Dingkang Zhang, Farzad Rahnema
Nuclear Science and Engineering | Volume 176 | Number 1 | January 2014 | Pages 69-80
Technical Paper | doi.org/10.13182/NSE13-1
Articles are hosted by Taylor and Francis Online.
In this work, a high-order perturbation method is developed to generate/compute response functions for the coarse mesh transport (COMET) method, which provides whole-core neutron transport solutions to various reactor core types. In this approach, the response functions are first generated at a reference eigenvalue point, and the response functions at an arbitrary eigenvalue are computed as a high-order perturbation from the reference point.
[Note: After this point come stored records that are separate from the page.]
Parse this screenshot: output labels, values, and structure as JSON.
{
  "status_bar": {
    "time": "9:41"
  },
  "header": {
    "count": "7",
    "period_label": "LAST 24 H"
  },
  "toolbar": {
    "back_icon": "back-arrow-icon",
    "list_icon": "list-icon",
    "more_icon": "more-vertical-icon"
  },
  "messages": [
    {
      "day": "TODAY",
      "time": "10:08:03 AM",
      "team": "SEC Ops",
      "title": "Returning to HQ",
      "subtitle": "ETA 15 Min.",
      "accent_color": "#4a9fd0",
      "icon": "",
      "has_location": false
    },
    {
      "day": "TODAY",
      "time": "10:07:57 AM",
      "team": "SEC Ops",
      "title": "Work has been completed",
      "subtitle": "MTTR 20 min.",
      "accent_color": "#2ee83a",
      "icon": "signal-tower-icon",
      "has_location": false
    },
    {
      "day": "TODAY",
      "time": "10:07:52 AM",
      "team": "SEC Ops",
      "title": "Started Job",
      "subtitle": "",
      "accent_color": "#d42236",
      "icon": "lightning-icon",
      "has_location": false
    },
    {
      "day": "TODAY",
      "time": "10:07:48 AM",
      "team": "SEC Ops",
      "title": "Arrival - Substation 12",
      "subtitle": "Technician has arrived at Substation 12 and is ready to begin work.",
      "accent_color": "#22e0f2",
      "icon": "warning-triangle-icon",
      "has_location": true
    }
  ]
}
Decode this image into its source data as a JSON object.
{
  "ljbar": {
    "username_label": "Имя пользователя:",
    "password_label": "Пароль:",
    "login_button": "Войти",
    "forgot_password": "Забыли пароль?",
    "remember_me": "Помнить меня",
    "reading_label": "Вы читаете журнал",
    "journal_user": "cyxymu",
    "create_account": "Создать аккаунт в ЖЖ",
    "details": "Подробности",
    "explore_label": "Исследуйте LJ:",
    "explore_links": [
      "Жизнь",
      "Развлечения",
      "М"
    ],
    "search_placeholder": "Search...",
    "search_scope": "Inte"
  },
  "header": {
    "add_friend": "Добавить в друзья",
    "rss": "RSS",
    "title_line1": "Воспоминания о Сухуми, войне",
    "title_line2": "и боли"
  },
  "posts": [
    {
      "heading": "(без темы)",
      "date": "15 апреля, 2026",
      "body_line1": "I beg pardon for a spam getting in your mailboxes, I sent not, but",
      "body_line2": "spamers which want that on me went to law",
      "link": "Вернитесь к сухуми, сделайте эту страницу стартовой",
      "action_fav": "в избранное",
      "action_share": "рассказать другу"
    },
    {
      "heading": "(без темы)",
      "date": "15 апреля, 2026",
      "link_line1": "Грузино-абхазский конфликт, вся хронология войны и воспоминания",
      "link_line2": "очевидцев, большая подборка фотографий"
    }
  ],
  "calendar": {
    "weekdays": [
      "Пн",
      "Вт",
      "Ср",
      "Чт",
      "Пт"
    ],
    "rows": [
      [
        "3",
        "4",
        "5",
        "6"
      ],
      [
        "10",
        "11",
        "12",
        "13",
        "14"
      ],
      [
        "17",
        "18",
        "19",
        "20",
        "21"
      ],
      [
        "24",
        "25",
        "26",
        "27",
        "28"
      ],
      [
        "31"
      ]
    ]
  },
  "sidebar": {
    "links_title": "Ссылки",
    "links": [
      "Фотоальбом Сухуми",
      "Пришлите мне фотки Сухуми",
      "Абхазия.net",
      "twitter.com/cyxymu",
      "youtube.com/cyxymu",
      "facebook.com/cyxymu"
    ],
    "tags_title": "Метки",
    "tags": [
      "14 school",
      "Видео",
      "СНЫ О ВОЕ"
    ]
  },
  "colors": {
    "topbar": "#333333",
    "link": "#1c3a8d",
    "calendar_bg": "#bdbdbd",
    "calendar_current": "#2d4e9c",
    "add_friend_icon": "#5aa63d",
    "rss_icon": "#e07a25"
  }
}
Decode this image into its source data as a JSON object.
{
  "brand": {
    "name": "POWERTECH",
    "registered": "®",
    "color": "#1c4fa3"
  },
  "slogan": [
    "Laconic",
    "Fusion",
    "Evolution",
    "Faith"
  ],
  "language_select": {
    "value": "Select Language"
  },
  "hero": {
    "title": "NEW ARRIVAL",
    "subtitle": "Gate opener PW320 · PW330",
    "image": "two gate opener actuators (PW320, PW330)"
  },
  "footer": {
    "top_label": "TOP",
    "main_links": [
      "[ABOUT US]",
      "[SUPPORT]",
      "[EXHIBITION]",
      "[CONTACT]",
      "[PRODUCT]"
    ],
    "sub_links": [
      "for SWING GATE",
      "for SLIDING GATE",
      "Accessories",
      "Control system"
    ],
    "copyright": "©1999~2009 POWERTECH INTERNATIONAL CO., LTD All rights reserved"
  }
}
The method has been tested at both the lattice level (response function generation) and the core level (whole-core transport calculations). At the lattice level, it is found that the response functions predicted by the perturbation method agree very well with those directly computed by the Monte Carlo method. The average relative difference in the surface-to-surface response functions is 0.29% to 0.46% when the eigenvalue k ranges from 0.6667 to 1.5. In whole-core transport calculations, the COMET calculations using the high-order perturbation method are almost identical to those using the interpolation method. The eigenvalue, assembly, and pin fission densities predicted by COMET agree very well with the MCNP reference solution. This indicates that the high-order perturbation response function generation method can achieve the same accuracy as the interpolation method while significantly improving the computational efficiency of the precomputation phase.